Questions about Fear
Short answers, pulled from the story.
What is fear and what causes it?
Fear is an unpleasant subjective emotional state that arises in response to perceived dangers or threats, and it is typically associated with physiological and psychological changes. Psychologists have categorized its triggers in several ways, including Jeffrey Alan Gray's list of intensity, novelty, special evolutionary dangers, social-interaction stimuli, and conditioned stimuli.
What happens in the body during the fight-or-flight response to fear?
The fight-or-flight response accelerates breathing and heart rate, narrows peripheral blood vessels so blood pools inward, dilates the pupils, tenses muscles to produce goosebumps, and raises blood glucose and serum calcium. Hormones such as epinephrine, norepinephrine, and cortisol drive these changes to help an organism survive by running away or fighting the danger.
What was the Little Albert experiment and how did it relate to fear?
The Little Albert experiment, conducted by John B. Watson in 1920, conditioned an 11-month-old boy to fear a white rat in the laboratory. The fear generalized to other white, furry objects, including a rabbit, a dog, and a Santa Claus mask with white cotton balls in the beard.
Which part of the brain controls fear?
The two amygdalae, located behind the pituitary gland, are the center of most neurobiological events associated with fear. They trigger the secretion of hormones that put the body on alert and then send the memory to the medial prefrontal cortex for storage in a process called memory consolidation.
Why can some people not feel fear?
People with Urbach-Wiethe disease, a rare genetic condition that destroys both amygdalae in late childhood, are unable to experience fear. Since the disease was discovered there have been only about 400 recorded cases, and a lack of fear can lead someone into dangerous situations they would otherwise have avoided.

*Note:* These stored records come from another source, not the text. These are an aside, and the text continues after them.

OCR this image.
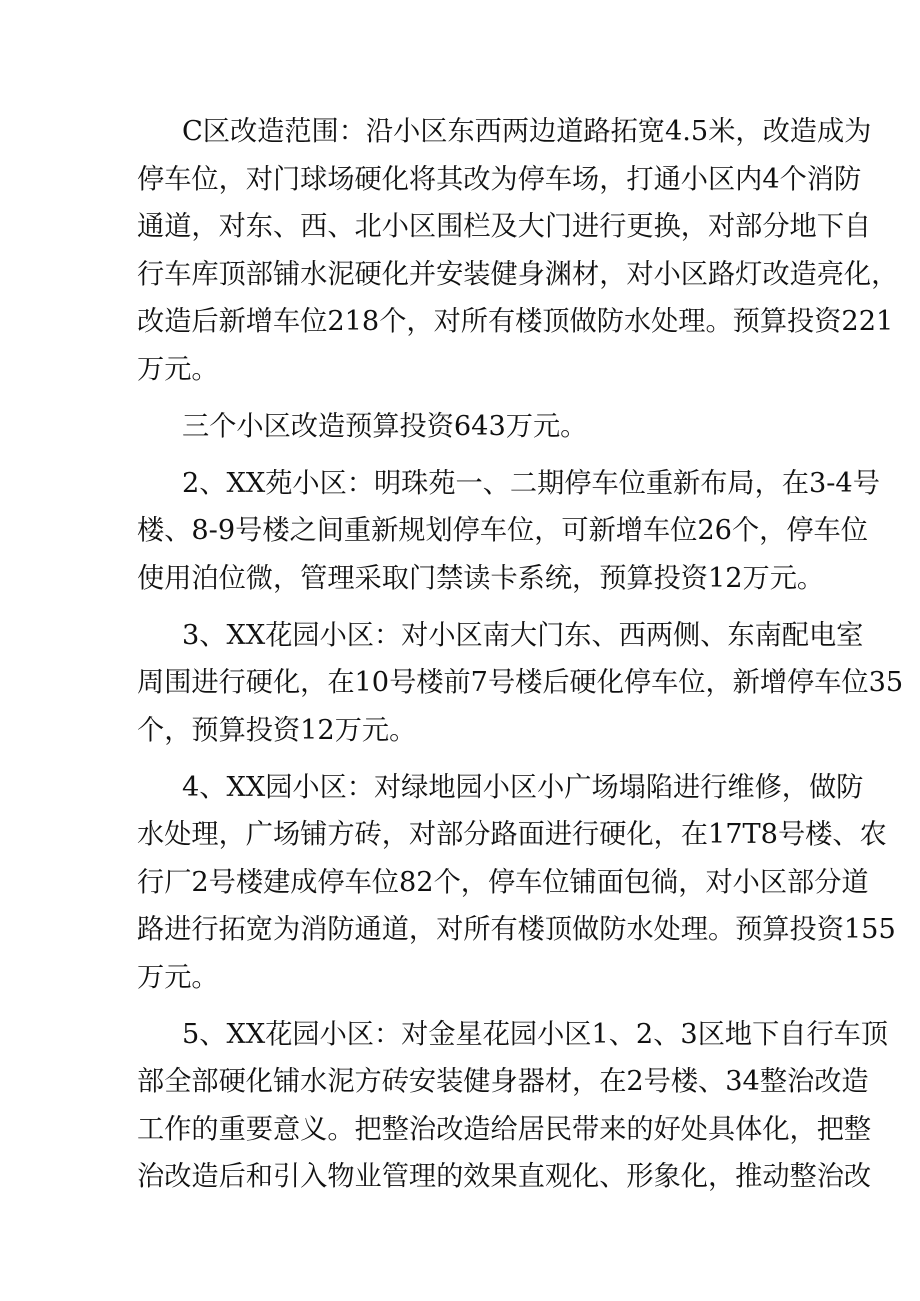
C区改造范围：沿小区东西两边道路拓宽4.5米，改造成为
停车位，对门球场硬化将其改为停车场，打通小区内4个消防
通道，对东、西、北小区围栏及大门进行更换，对部分地下自
行车库顶部铺水泥硬化并安装健身渊材，对小区路灯改造亮化，
改造后新增车位218个，对所有楼顶做防水处理。预算投资221
万元。

三个小区改造预算投资643万元。

2、XX苑小区：明珠苑一、二期停车位重新布局，在3-4号
楼、8-9号楼之间重新规划停车位，可新增车位26个，停车位
使用泊位微，管理采取门禁读卡系统，预算投资12万元。

3、XX花园小区：对小区南大门东、西两侧、东南配电室
周围进行硬化，在10号楼前7号楼后硬化停车位，新增停车位35
个，预算投资12万元。

4、XX园小区：对绿地园小区小广场塌陷进行维修，做防
水处理，广场铺方砖，对部分路面进行硬化，在17T8号楼、农
行厂2号楼建成停车位82个，停车位铺面包徜，对小区部分道
路进行拓宽为消防通道，对所有楼顶做防水处理。预算投资155
万元。

5、XX花园小区：对金星花园小区1、2、3区地下自行车顶
部全部硬化铺水泥方砖安装健身器材，在2号楼、34整治改造
工作的重要意义。把整治改造给居民带来的好处具体化，把整
治改造后和引入物业管理的效果直观化、形象化，推动整治改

How can fear and phobias be treated?
Cognitive behavioral therapy helps people overcome fear by repeatedly confronting it in a safe manner, and exposure therapy has helped up to 90% of people with specific phobias significantly decrease their fear over time. Systematic desensitization replaces the fear response with relaxation through conditioning, and simpler tools include journaling and building a fear ladder scored from one to ten.
How does a parasite affect fear in rats?
Rats infected with the toxoplasmosis parasite become less fearful of cats and sometimes seek out their urine-marked areas, behavior that often leads to them being eaten, after which the parasite reproduces within the cat. There is evidence that the parasite concentrates itself in the amygdala of infected rats.